Bedhaya Angronakung Yogyakarta

0 103

Bedhaya Angronakung

Bedhaya Angronakung tercatat sebagai sebuah tarian Agung Kadipaten atau Pura Pakualaman yang di ciptakan oleh K.G.P.A. Paku Alam II. Kehadiaran kembali tari inu merupakan hasil upaya penggalian yang dilakukan pada masa K.G.P.A.A. Paku Alam VIII (bertahta 1937-1998). Sejak saat itu sampai sekarang Bedhaya Angronakung di pagelarkab untuk menyertai peristiwa peristiwa khusus.

Kata Angronakung berasal dari kata ron yang berarti daun dan akung yang berarti kasmaran atau tengah jatuh cinta. Tarian ini menceritakan tentang penggambaran Raden Panji Inu Kertapati sekaligus pertemuannya dengan Dewi Candrakirana. Bedhaya Angronakung merupakan ungkapan simbolis pengambaran Raden Panji Inu Kertapati dqlam menemukan jati diri atau hakekat kehidupan. Penggambarannya melalui penggambaran mencari pengganti Angreni kekasih yang bersedia mengorbankan diri untuk kebahagiaan bersama.

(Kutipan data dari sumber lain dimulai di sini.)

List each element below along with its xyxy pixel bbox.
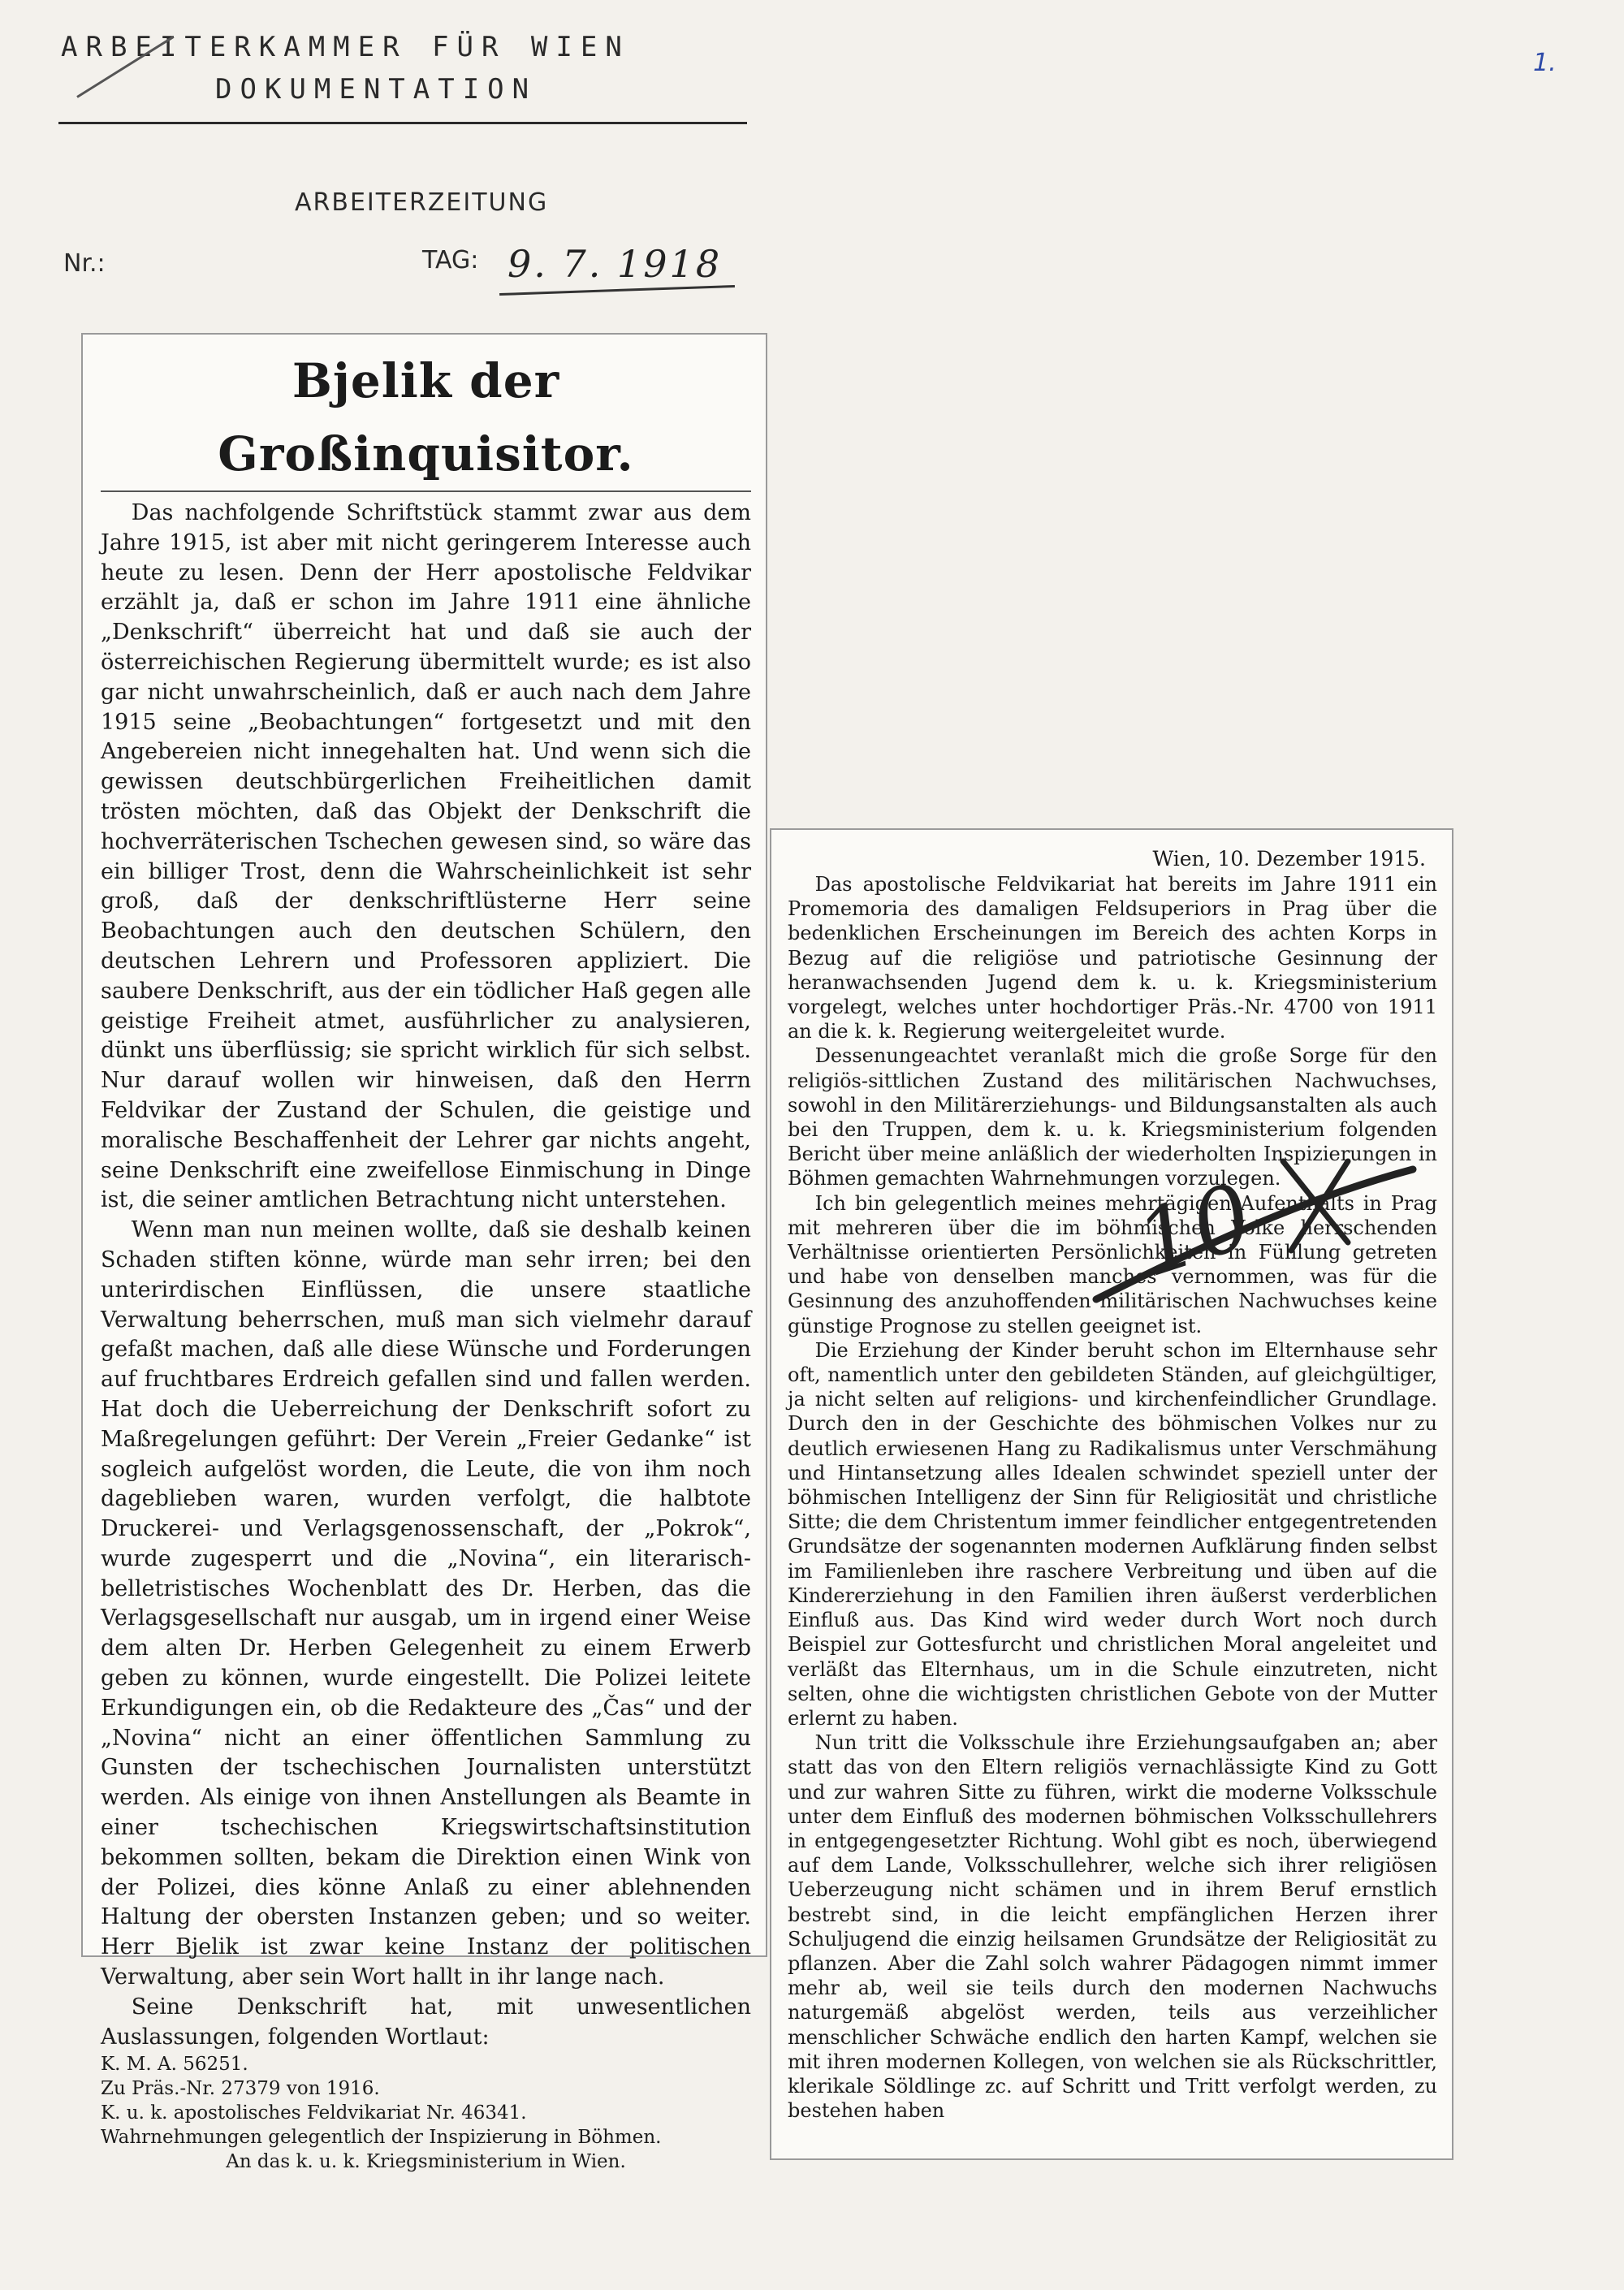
page-number: 1.	[1533, 49, 1557, 77]
right-paragraph: Das apostolische Feldvikariat hat bereits im Jahre 1911 ein Promemoria des damaligen Feldsuperiors in Prag über die bedenklichen Erscheinungen im Bereich des achten Korps in Bezug auf die religiöse und patriotische Gesinnung der heranwachsenden Jugend dem k. u. k. Kriegsministerium vorgelegt, welches unter hochdortiger Präs.-Nr. 4700 von 1911 an die k. k. Regierung weitergeleitet wurde.	[788, 873, 1437, 1043]
nr-label: Nr.:	[63, 249, 106, 278]
reference-line: K. u. k. apostolisches Feldvikariat Nr. 46341.	[101, 2102, 527, 2124]
right-paragraph: Dessenungeachtet veranlaßt mich die große Sorge für den religiös-sittlichen Zustand des militärischen Nachwuchses, sowohl in den Militärerziehungs- und Bildungsanstalten als auch bei den Truppen, dem k. u. k. Kriegsministerium folgenden Bericht über meine anläßlich der wiederholten Inspizierungen in Böhmen gemachten Wahrnehmungen vorzulegen.	[788, 1044, 1437, 1190]
left-column-text	[101, 499, 751, 2174]
handwritten-date: 9. 7. 1918	[508, 242, 723, 286]
date-underline	[499, 285, 735, 296]
reference-line: Zu Präs.-Nr. 27379 von 1916.	[101, 2078, 380, 2100]
reference-line: An das k. u. k. Kriegsministerium in Wien.	[226, 2151, 626, 2173]
archive-department: DOKUMENTATION	[215, 73, 538, 106]
newspaper-name: ARBEITERZEITUNG	[295, 188, 549, 217]
reference-line: Wahrnehmungen gelegentlich der Inspizierung in Böhmen.	[101, 2127, 662, 2149]
header-rule	[58, 122, 747, 124]
right-paragraph: Ich bin gelegentlich meines mehrtägigen Aufenthalts in Prag mit mehreren über die im böhmischen Volke herrschenden Verhältnisse orientierten Persönlichkeiten in Fühlung getreten und habe von denselben manches vernommen, was für die Gesinnung des anzuhoffenden militärischen Nachwuchses keine günstige Prognose zu stellen geeignet ist.	[788, 1191, 1437, 1337]
article-headline: Bjelik der Großinquisitor.	[101, 344, 751, 492]
clipping-right-column	[770, 828, 1453, 2160]
right-column-text	[788, 872, 1437, 2123]
scribble-number: 10	[1124, 1163, 1265, 1298]
right-paragraph: Nun tritt die Volksschule ihre Erziehungsaufgaben an; aber statt das von den Eltern religiös vernachlässigte Kind zu Gott und zur wahren Sitte zu führen, wirkt die moderne Volksschule unter dem Einfluß des modernen böhmischen Volksschullehrers in entgegengesetzter Richtung. Wohl gibt es noch, überwiegend auf dem Lande, Volksschullehrer, welche sich ihrer religiösen Ueberzeugung nicht schämen und in ihrem Beruf ernstlich bestrebt sind, in die leicht empfänglichen Herzen ihrer Schuljugend die einzig heilsamen Grundsätze der Religiosität zu pflanzen. Aber die Zahl solch wahrer Pädagogen nimmt immer mehr ab, weil sie teils durch den modernen Nachwuchs naturgemäß abgelöst werden, teils aus verzeihlicher menschlicher Schwäche endlich den harten Kampf, welchen sie mit ihren modernen Kollegen, von welchen sie als Rückschrittler, klerikale Söldlinge zc. auf Schritt und Tritt verfolgt werden, zu bestehen haben	[788, 1731, 1437, 2123]
dateline: Wien, 10. Dezember 1915.	[1152, 847, 1426, 871]
left-paragraph: Wenn man nun meinen wollte, daß sie deshalb keinen Schaden stiften könne, würde man sehr irren; bei den unterirdischen Einflüssen, die unsere staatliche Verwaltung beherrschen, muß man sich vielmehr darauf gefaßt machen, daß alle diese Wünsche und Forderungen auf fruchtbares Erdreich gefallen sind und fallen werden. Hat doch die Ueberreichung der Denkschrift sofort zu Maßregelungen geführt: Der Verein „Freier Gedanke“ ist sogleich aufgelöst worden, die Leute, die von ihm noch dageblieben waren, wurden verfolgt, die halbtote Druckerei- und Verlagsgenossenschaft, der „Pokrok“, wurde zugesperrt und die „Novina“, ein literarisch-belletristisches Wochenblatt des Dr. Herben, das die Verlagsgesellschaft nur ausgab, um in irgend einer Weise dem alten Dr. Herben Gelegenheit zu einem Erwerb geben zu können, wurde eingestellt. Die Polizei leitete Erkundigungen ein, ob die Redakteure des „Čas“ und der „Novina“ nicht an einer öffentlichen Sammlung zu Gunsten der tschechischen Journalisten unterstützt werden. Als einige von ihnen Anstellungen als Beamte in einer tschechischen Kriegswirtschaftsinstitution bekommen sollten, bekam die Direktion einen Wink von der Polizei, dies könne Anlaß zu einer ablehnenden Haltung der obersten Instanzen geben; und so weiter. Herr Bjelik ist zwar keine Instanz der politischen Verwaltung, aber sein Wort hallt in ihr lange nach.	[101, 1217, 751, 1990]
tag-label: TAG:	[422, 246, 479, 274]
clipping-left-column	[81, 333, 767, 2173]
reference-block	[101, 2052, 751, 2174]
reference-line: K. M. A. 56251.	[101, 2054, 248, 2076]
left-paragraph: Seine Denkschrift hat, mit unwesentlichen Auslassungen, folgenden Wortlaut:	[101, 1994, 751, 2050]
archive-org-name: ARBEITERKAMMER FÜR WIEN	[61, 31, 630, 63]
left-paragraph: Das nachfolgende Schriftstück stammt zwar aus dem Jahre 1915, ist aber mit nicht geringerem Interesse auch heute zu lesen. Denn der Herr apostolische Feldvikar erzählt ja, daß er schon im Jahre 1911 eine ähnliche „Denkschrift“ überreicht hat und daß sie auch der österreichischen Regierung übermittelt wurde; es ist also gar nicht unwahrscheinlich, daß er auch nach dem Jahre 1915 seine „Beobachtungen“ fortgesetzt und mit den Angebereien nicht innegehalten hat. Und wenn sich die gewissen deutschbürgerlichen Freiheitlichen damit trösten möchten, daß das Objekt der Denkschrift die hochverräterischen Tschechen gewesen sind, so wäre das ein billiger Trost, denn die Wahrscheinlichkeit ist sehr groß, daß der denkschriftlüsterne Herr seine Beobachtungen auch den deutschen Schülern, den deutschen Lehrern und Professoren appliziert. Die saubere Denkschrift, aus der ein tödlicher Haß gegen alle geistige Freiheit atmet, ausführlicher zu analysieren, dünkt uns überflüssig; sie spricht wirklich für sich selbst. Nur darauf wollen wir hinweisen, daß den Herrn Feldvikar der Zustand der Schulen, die geistige und moralische Beschaffenheit der Lehrer gar nichts angeht, seine Denkschrift eine zweifellose Einmischung in Dinge ist, die seiner amtlichen Betrachtung nicht unterstehen.	[101, 500, 751, 1213]
right-paragraph: Die Erziehung der Kinder beruht schon im Elternhause sehr oft, namentlich unter den gebildeten Ständen, auf gleichgültiger, ja nicht selten auf religions- und kirchenfeindlicher Grundlage. Durch den in der Geschichte des böhmischen Volkes nur zu deutlich erwiesenen Hang zu Radikalismus unter Verschmähung und Hintansetzung alles Idealen schwindet speziell unter der böhmischen Intelligenz der Sinn für Religiosität und christliche Sitte; die dem Christentum immer feindlicher entgegentretenden Grundsätze der sogenannten modernen Aufklärung finden selbst im Familienleben ihre raschere Verbreitung und üben auf die Kindererziehung in den Familien ihren äußerst verderblichen Einfluß aus. Das Kind wird weder durch Wort noch durch Beispiel zur Gottesfurcht und christlichen Moral angeleitet und verläßt das Elternhaus, um in die Schule einzutreten, nicht selten, ohne die wichtigsten christlichen Gebote von der Mutter erlernt zu haben.	[788, 1338, 1437, 1730]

Penari tidak di haruskan berpuasa,dalam persiapan melakukan tugasnya,tetapi melakoni suatu laku tirakat batin sebagai bentuk pengendalian diri. Busaba yang dipakai oleh para penari berwarna hijau dan pink sebagai ungkapan sekar belimbing (bunga belimbing) yang melambangkan warna kesuburan. Makna kesuburan diperkuat dengan tata rias wajah dan rambut layaknya pengantin. Semua simbol ini membingkai makna mampu memancarkan atau membarikan kesuburan, kesejahteraan serta kebahagiaan kepada masyarakat yang sesungguhnya simbolisasi dari kepemimpinan yang diharapkan saat ini.

Source https://budaya-indonesia.org https://budaya-indonesia.org/Bedhaya-Angronakung/
Comments
Loading...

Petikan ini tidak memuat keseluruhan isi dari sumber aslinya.